Allison sobbed, with an intensity frightening even to Harriet. Odean stared over Allison’s shoulder without returning or appearing to welcome the hug.

Edie came through, and out onto the steps. “Allison, get back in the house,” she said; and—grabbing Allison’s shoulder, turning her around: “Now!”

Allison—with a sharp cry—wrenched away and ran across the yard: past the glider swing, past Hely and Harriet, into Edie’s toolshed. There was a tinny crash, as of a rake toppling off the wall at the slammed door.

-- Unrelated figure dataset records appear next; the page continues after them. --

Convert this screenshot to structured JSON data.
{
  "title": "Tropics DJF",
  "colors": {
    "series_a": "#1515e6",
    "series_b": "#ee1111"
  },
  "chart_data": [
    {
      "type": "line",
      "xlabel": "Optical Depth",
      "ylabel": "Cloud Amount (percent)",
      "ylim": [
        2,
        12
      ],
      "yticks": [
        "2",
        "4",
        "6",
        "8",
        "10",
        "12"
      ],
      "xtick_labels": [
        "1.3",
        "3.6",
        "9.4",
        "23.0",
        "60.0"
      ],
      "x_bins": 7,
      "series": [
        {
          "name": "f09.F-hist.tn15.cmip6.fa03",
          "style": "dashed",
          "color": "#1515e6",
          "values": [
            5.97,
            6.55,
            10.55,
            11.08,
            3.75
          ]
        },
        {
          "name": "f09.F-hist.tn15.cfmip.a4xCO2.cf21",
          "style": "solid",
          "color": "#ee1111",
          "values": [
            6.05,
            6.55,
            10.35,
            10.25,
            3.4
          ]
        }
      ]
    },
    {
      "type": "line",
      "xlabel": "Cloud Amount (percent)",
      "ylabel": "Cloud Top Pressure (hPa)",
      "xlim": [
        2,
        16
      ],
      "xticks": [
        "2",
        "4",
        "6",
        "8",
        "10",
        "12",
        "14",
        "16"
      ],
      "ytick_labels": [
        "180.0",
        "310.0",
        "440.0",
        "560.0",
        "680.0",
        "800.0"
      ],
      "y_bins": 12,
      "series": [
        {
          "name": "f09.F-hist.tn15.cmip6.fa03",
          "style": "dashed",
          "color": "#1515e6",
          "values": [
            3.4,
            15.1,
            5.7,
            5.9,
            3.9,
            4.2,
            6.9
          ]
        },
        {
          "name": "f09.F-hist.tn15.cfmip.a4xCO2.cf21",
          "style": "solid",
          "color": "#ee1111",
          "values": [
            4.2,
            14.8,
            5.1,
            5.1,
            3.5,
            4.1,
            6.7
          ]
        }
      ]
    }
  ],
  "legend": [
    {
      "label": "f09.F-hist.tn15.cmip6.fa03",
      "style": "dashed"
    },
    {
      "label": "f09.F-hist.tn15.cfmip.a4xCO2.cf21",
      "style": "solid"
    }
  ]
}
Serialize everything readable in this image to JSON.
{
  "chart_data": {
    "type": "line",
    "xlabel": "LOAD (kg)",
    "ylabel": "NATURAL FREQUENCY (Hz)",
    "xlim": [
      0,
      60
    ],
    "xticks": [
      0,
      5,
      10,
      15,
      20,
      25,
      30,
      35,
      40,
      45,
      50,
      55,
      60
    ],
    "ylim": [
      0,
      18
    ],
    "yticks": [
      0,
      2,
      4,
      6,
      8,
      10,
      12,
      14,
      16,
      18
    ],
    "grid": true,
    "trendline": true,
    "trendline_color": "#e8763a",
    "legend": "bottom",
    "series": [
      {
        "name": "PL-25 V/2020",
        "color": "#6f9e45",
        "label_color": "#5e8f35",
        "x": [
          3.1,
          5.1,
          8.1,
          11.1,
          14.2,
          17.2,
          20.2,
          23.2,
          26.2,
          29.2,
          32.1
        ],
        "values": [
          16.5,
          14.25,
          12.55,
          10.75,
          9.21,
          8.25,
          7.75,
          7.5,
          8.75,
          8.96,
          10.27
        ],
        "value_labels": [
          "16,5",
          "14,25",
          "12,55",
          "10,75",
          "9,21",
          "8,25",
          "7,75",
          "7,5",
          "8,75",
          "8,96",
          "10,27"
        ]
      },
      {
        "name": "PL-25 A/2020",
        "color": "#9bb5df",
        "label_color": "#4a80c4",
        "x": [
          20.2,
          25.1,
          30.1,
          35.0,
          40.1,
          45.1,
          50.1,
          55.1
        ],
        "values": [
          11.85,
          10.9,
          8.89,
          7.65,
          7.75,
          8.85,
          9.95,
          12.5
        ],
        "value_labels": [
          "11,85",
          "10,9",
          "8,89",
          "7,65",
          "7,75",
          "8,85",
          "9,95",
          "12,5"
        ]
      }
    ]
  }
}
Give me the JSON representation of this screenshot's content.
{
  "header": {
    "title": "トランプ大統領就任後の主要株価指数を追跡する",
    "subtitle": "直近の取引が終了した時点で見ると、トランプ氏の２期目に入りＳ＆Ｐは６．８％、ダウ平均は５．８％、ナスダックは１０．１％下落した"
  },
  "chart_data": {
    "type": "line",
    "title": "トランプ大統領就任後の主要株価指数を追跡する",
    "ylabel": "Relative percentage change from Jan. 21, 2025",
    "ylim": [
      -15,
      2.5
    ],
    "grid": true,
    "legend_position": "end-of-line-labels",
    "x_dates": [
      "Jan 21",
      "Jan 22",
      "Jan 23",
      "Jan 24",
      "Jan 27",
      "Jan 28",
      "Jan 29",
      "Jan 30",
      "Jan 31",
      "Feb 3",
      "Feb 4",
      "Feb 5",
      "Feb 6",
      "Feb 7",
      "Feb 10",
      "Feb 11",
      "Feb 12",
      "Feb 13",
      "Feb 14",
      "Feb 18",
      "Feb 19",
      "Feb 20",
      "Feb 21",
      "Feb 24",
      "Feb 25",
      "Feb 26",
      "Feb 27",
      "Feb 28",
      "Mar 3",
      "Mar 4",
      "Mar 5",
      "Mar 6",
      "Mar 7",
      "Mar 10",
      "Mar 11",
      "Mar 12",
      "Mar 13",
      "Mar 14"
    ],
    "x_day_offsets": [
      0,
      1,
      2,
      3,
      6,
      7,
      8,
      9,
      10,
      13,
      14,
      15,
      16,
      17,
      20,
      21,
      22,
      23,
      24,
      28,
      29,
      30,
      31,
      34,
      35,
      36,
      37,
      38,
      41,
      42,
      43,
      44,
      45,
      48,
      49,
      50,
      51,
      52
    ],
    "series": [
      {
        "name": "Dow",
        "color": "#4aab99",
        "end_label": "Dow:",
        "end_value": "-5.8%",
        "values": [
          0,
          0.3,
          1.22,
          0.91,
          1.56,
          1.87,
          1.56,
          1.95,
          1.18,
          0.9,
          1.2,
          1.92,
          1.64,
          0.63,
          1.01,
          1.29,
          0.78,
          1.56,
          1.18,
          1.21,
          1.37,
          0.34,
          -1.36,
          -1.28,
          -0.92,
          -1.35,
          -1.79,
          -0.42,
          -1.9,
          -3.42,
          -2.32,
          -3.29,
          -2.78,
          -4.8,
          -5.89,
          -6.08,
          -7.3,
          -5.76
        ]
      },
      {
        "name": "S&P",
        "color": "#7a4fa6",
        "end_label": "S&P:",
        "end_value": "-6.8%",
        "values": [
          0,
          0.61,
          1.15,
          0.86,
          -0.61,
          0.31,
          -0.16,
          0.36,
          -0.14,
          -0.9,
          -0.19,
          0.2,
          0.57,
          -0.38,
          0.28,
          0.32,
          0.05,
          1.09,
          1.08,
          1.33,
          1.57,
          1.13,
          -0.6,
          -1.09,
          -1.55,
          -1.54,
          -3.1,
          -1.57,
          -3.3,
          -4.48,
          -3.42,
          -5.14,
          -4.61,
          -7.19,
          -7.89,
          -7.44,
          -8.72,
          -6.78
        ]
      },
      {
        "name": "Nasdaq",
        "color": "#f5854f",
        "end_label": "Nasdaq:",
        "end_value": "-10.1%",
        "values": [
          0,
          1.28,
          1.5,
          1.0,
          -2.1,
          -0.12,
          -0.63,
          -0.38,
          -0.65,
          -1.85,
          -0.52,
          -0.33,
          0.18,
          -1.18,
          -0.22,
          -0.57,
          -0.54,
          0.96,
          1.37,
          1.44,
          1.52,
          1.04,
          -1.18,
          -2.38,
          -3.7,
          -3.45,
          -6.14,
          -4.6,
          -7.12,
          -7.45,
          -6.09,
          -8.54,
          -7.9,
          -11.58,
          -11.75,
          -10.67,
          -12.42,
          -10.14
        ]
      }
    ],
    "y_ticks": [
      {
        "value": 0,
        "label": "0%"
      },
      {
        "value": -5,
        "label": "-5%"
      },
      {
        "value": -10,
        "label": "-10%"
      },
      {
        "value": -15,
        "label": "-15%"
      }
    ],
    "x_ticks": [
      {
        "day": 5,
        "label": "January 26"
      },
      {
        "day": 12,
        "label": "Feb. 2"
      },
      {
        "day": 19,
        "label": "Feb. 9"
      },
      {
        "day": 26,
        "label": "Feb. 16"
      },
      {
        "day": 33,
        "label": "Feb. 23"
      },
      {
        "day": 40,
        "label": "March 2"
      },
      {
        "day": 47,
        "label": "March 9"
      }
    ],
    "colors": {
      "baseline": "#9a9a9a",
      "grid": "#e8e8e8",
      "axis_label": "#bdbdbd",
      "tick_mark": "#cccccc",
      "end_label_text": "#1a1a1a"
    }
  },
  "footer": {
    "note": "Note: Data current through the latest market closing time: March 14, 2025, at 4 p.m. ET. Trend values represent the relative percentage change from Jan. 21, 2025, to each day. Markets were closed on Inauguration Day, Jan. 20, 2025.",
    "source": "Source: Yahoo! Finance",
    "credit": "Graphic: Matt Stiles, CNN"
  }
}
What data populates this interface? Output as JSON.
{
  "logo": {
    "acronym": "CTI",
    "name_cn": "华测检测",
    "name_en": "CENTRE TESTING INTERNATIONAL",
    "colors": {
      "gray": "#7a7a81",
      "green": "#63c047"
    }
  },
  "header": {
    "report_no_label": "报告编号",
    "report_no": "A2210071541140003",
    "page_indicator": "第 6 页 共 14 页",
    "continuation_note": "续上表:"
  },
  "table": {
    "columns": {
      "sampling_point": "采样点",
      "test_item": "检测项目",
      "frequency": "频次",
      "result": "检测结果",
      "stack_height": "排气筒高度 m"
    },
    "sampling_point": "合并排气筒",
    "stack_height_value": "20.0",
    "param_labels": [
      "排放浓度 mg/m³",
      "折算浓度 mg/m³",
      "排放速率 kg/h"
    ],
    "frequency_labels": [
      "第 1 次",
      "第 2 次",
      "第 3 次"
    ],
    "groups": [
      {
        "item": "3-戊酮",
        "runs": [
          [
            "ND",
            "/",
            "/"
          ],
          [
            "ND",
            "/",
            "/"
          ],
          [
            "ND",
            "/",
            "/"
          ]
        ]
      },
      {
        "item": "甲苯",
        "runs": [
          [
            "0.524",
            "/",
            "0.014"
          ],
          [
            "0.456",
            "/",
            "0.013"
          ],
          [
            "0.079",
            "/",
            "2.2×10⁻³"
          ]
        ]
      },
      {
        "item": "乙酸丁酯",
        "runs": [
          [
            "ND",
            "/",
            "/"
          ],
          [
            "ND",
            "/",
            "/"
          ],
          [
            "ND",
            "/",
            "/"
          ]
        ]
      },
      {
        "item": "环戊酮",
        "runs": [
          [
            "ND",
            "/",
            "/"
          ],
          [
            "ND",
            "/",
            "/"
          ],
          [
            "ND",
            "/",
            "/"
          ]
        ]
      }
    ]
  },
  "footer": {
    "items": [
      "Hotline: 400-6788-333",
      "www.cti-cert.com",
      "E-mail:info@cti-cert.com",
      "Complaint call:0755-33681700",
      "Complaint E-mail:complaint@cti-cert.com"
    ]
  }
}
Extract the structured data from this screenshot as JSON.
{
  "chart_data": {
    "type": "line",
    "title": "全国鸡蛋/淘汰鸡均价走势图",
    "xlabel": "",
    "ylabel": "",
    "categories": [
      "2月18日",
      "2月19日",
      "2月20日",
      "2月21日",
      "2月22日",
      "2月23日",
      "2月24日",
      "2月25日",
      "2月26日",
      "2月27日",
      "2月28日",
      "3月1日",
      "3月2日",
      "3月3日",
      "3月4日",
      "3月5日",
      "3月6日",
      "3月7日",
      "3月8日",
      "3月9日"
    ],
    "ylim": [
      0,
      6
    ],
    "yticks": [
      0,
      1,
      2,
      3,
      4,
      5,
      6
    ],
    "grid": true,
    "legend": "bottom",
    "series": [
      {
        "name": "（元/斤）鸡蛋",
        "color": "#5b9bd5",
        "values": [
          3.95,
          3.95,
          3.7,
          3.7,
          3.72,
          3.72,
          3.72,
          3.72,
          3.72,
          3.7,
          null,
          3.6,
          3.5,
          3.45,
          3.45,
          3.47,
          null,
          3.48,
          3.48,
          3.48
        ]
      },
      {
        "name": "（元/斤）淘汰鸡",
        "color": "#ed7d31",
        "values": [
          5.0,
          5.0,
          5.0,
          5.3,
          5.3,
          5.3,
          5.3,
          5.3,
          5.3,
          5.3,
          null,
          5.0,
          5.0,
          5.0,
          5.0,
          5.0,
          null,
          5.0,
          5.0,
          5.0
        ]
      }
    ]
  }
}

Hely said, flatly, as he swivelled his head to stare: “Man, your sister’s nuts.”

From the porch Edie’s voice—clear, carrying—resonated with an air of public address: formal though it was, emotion trembled behind it and also something of emergency. “Odean! Thank you for coming! Won’t you step inside for a minute?”

“Nome, I don’t want to bother nobody.”

“Don’t be ridiculous! We’re mighty glad to see you!”

Hely kicked Harriet in the foot. “Say,” he said, and nodded at the toolshed. “What’s the matter with her?”

“Bless your heart!” Edie scolded Odean—who still stood motionless. “Enough of this! You come inside right this minute!”